On Friday, Citizen Lab, a research workshop based in the University of Toronto, Canada, issued a report on the Chinese web system behind the recent massive Internet traffic attack on two foreign websites.

Early assessments of the crippling distributed denial of service (DDoS) attacks on Github, an online code library for programmers, and GreatFire, a Chinese Internet freedom organization,  suggest that the Great Firewall—China’s Internet screening and control system—was responsible.

But after some testing, Citizen Lab claims that a powerful, “separate offensive system,” which they dub the “Great Cannon,” was behind the attacks. Great Cannon intercepted foreign web traffic directed at Baidu—China’s Google search engine equivalent—and redirected it back with malicious code. This caused the “largest DDoS attack in’s history,” the company wrote in a blog post.

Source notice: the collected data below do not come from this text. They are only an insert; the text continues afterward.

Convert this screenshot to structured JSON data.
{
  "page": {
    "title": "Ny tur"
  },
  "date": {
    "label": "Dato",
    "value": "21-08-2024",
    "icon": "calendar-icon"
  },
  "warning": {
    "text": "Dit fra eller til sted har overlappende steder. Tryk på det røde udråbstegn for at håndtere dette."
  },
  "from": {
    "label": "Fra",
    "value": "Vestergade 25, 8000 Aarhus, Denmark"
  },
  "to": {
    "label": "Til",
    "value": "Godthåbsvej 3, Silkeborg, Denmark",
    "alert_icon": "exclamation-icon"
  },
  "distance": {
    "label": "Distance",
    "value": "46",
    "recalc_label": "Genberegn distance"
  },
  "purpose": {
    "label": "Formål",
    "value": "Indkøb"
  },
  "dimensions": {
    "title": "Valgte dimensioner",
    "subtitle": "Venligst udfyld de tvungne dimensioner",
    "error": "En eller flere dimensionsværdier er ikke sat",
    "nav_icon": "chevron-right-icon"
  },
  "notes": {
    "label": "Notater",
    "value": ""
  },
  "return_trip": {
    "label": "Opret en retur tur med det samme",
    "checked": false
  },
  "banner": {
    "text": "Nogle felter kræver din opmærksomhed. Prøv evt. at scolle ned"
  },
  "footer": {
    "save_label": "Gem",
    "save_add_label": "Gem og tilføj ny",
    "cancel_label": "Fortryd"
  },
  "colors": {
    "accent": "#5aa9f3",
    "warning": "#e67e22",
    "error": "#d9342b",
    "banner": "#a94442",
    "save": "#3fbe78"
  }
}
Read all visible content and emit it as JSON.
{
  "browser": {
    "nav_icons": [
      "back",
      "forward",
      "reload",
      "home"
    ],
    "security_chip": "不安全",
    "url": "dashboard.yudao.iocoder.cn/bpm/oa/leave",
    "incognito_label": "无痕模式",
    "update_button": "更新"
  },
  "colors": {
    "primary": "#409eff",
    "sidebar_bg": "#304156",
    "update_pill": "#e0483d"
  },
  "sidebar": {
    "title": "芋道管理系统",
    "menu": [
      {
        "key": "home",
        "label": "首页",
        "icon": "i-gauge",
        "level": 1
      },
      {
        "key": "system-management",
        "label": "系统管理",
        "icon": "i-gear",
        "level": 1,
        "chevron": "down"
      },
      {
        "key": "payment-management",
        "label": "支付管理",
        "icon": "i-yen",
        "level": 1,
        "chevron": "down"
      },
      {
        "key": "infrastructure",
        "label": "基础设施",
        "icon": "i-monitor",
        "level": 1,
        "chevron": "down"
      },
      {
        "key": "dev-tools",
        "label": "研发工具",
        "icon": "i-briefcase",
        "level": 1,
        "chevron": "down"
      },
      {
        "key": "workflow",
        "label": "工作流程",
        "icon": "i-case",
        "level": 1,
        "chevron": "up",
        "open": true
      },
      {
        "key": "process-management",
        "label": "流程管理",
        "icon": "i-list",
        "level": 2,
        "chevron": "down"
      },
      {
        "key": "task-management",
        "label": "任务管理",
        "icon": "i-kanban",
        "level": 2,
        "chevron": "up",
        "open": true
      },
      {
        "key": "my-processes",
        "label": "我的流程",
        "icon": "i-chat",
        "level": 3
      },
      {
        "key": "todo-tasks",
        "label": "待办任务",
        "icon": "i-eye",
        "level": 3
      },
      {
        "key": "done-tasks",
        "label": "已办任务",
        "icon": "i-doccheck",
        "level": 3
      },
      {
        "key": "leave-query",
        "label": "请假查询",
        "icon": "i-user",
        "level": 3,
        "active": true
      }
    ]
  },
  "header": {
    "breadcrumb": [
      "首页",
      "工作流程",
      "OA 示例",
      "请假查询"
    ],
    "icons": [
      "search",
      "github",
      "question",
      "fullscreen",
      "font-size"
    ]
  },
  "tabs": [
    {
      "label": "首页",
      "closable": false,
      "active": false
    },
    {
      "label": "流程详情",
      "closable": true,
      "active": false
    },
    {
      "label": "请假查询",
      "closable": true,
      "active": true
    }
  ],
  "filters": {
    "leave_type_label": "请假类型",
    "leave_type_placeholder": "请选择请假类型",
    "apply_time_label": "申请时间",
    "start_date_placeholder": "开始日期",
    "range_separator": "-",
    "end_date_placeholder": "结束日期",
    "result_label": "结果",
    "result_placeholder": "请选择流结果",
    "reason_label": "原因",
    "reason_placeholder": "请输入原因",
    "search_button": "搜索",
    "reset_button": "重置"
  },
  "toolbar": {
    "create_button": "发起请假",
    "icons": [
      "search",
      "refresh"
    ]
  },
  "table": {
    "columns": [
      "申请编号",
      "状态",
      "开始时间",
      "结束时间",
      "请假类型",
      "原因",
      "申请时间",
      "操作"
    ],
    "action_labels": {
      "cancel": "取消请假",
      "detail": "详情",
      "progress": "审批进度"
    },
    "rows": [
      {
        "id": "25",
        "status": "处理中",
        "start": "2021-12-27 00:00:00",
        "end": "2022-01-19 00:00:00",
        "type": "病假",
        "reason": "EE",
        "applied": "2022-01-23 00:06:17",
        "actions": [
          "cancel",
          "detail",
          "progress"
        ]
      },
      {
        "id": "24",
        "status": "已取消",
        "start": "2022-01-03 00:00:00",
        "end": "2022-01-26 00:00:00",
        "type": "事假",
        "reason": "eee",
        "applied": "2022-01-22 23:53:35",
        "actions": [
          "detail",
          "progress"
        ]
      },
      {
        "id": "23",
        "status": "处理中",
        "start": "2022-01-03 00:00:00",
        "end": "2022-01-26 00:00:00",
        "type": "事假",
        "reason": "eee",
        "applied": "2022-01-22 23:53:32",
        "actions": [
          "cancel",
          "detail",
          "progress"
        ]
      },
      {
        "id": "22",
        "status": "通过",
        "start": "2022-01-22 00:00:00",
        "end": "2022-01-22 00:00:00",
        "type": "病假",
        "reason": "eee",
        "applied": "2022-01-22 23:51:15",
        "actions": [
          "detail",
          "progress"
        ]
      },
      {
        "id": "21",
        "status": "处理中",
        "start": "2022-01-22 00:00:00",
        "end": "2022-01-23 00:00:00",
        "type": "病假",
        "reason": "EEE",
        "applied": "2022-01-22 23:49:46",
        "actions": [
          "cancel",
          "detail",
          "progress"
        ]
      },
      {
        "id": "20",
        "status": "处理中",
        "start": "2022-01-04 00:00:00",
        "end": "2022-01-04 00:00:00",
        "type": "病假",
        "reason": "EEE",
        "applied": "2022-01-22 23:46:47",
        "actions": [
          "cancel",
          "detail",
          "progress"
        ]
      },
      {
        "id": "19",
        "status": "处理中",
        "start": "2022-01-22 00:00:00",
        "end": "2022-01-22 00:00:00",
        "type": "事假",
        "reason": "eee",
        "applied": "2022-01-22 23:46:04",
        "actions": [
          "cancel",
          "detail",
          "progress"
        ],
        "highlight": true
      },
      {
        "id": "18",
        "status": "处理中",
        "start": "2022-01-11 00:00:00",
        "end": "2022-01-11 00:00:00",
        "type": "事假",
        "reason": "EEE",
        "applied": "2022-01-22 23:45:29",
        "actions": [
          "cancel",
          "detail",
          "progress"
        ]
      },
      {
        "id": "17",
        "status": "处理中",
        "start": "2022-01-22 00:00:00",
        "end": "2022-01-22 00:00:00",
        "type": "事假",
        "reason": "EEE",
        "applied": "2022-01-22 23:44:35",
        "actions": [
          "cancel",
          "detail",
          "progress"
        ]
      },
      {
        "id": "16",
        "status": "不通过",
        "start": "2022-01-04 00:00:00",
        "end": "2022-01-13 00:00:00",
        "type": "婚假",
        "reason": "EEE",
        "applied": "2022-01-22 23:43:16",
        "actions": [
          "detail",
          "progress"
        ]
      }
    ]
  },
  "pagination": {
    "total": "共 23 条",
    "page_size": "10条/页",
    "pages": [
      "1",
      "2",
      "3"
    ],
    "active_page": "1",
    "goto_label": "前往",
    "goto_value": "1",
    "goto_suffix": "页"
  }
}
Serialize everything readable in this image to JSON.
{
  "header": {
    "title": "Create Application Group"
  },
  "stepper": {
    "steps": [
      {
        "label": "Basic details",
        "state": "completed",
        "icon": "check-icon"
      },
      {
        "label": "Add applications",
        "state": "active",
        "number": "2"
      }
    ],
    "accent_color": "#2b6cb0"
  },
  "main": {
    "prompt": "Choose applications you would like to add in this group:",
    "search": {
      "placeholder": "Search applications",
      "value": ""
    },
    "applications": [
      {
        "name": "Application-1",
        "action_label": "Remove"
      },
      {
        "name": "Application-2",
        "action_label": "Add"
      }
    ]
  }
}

The extent to which Baidu staff were involved in facilitating the attack is unclear, though the researchers elaborate on the widespread involvement of Baidu sites in hosting the malicious code which launches the attack.


Unlike its Great Firewall defensive brother, which acts as a giant sieve that monitors all traffic going in and out of China, the Great Cannon functions more like a high-powered laser beam that identifies and hijacks traffic from individual computers and uses it to overwhelm a target.

Presently, the Great Cannon only blocks traffic from and launches attacks to a very specific set of addresses—Citizen Lab found that 98 percent of web requests to Baidu were successful while a malicious script was sent only around 2 percent of the time.

China’s latest web weapon, however, could easily be turned to more nefarious purposes—with slight modifications, the Great Cannon could “intercept unencrypted email to or from a target IP address and undetectably replace any legitimate attachments with malicious payloads, manipulating email sent from China to outside destinations,” according to the report.


Citizen Lab speculates that the attack was likely sanctioned by the top rungs in the Chinese regime’s government because of its “potential for political backlash.” Citizen Lab suggests that the State Internet Information Office, the Internet censorship body, and Cybersecurity and Informatization Leading Group, which coordinates cybersecurity coordination—Chinese leader Xi Jinping is its chairman—are likely to be behind this.

As for involving Baidu in the attack, Citizen Lab feels this shows that the Communist Party is willing to “pursue domestic stability and security aims at the expense of other goals, including fostering economic growth in the tech sector.”

Also, the “Great Cannon’s” ability to remotely control the computers of “unwitting users in foreign jurisdictions in the interests of one country’s national priorities is a dangerous precedent” and is a potentially unlawful breach of international law.